Indonesia sebagai importir minyak netto sangat rentan terhadap kenaikan harga minyak akibat konflik Timur Tengah. Harga minyak Brent saat ini di $91,26 per barel – level yang sudah mendekati asumsi APBN 2026 yang kemungkinan besar akan direvisi. Rupiah yang melemah ke Rp17.865 per dolar AS menambah tekanan pada biaya impor energi dan bahan baku. Defisit APBN awal tahun yang mencapai Rp240 triliun juga membatasi ruang fiskal untuk menambah subsidi jika harga minyak terus naik. Di sisi moneter, suku bunga global yang lebih tinggi karena kekhawatiran inflasi membuat BI sulit melonggarkan kebijakan – suku bunga acuan kemungkinan tetap tinggi, menekan konsumsi dan investasi domestik.
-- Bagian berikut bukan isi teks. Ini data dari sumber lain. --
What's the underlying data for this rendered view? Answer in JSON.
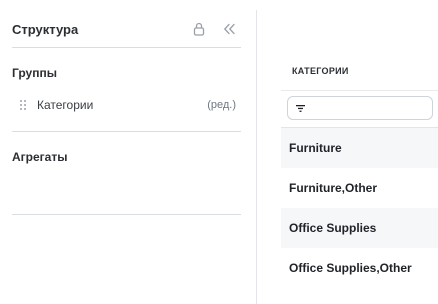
{
  "structure_panel": {
    "title": "Структура",
    "icons": {
      "lock": "lock-icon",
      "collapse": "double-chevron-left-icon"
    },
    "groups_section": {
      "label": "Группы",
      "items": [
        {
          "label": "Категории",
          "action": "(ред.)"
        }
      ]
    },
    "aggregates_section": {
      "label": "Агрегаты"
    }
  },
  "table": {
    "column_header": "КАТЕГОРИИ",
    "filter_icon": "filter-icon",
    "rows": [
      "Furniture",
      "Furniture,Other",
      "Office Supplies",
      "Office Supplies,Other"
    ]
  },
  "colors": {
    "text": "#1f2328",
    "muted": "#6e7781",
    "icon": "#9aa1a9",
    "divider": "#dadde1",
    "row_stripe": "#f6f7f9"
  }
}
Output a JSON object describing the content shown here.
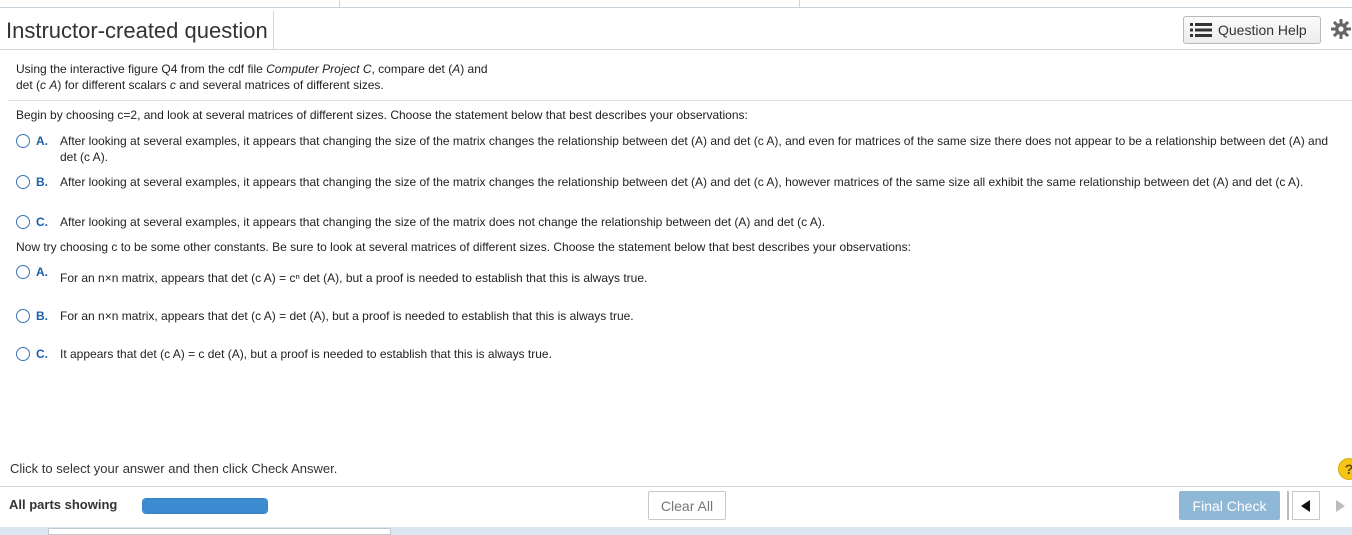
{
  "header": {
    "title": "Instructor-created question",
    "help_button_label": "Question Help"
  },
  "intro": {
    "part1": "Using the interactive figure Q4 from the cdf file ",
    "project": "Computer Project C",
    "part2": ", compare det (",
    "A1": "A",
    "part3": ") and",
    "line2_a": "det (",
    "c1": "c",
    "A2": "A",
    "line2_b": ") for different scalars ",
    "c2": "c",
    "line2_c": " and several matrices of different sizes."
  },
  "q1": {
    "prompt": "Begin by choosing c=2, and look at several matrices of different sizes.  Choose the statement below that best describes your observations:",
    "options": [
      {
        "letter": "A.",
        "text": "After looking at several examples, it appears that changing the size of the matrix changes the relationship between det (A) and det (c A),  and even for matrices of the same size there does not appear to be a relationship between det (A) and det (c A)."
      },
      {
        "letter": "B.",
        "text": "After looking at several examples, it appears that changing the size of the matrix changes the relationship between det (A) and det (c A), however matrices of the same size all exhibit the same relationship between det (A) and det (c A)."
      },
      {
        "letter": "C.",
        "text": "After looking at several examples, it appears that changing the size of the matrix does not change the relationship between det (A) and det (c A)."
      }
    ]
  },
  "q2": {
    "prompt": "Now try choosing c to be some other constants.  Be sure to look at several matrices of different sizes.  Choose the statement below that best describes your observations:",
    "options": [
      {
        "letter": "A.",
        "text": "For an n×n matrix, appears that det (c A) = cⁿ det (A), but a proof is needed to establish that this is always true."
      },
      {
        "letter": "B.",
        "text": "For an n×n matrix, appears that det (c A) = det (A), but a proof is needed to establish that this is always true."
      },
      {
        "letter": "C.",
        "text": "It appears that det (c A) = c det (A), but a proof is needed to establish that this is always true."
      }
    ]
  },
  "footer": {
    "instruction": "Click to select your answer and then click Check Answer.",
    "parts_label": "All parts showing",
    "progress_fraction": 1.0,
    "clear_label": "Clear All",
    "final_label": "Final Check"
  },
  "colors": {
    "accent": "#1a5fa8",
    "progress": "#3c8ad0",
    "final_button": "#8fb7d6",
    "help_icon": "#f5c518"
  },
  "icons": {
    "help": "list-icon",
    "settings": "gear-icon",
    "prev": "triangle-left-icon",
    "next": "triangle-right-icon",
    "hint": "question-mark-icon"
  }
}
Secara makro, Indonesia menghadapi potensi stagflasi impor: pertumbuhan ekonomi melambat sementara inflasi tetap tertekan oleh harga energi. Sektor yang paling terdampak meliputi transportasi, manufaktur padat energi, dan perusahaan dengan pembiayaan dolar. Sebaliknya, emiten batu bara dan komoditas energi mungkin diuntungkan oleh harga energi tinggi, meskipun ketidakpastian global dapat menekan permintaan ekspor. Investor dan pelaku bisnis perlu memonitor dengan ketat eskalasi geopolitik dan respons kebijakan global, karena ini menjadi variabel kunci yang menentukan arah pasar Indonesia dalam beberapa bulan ke depan.

Analisis ini dibuat oleh sistem AI Feedberry berdasarkan sumber berita publik dan tidak merupakan saran investasi atau keputusan bisnis. Selalu verifikasi dengan sumber primer.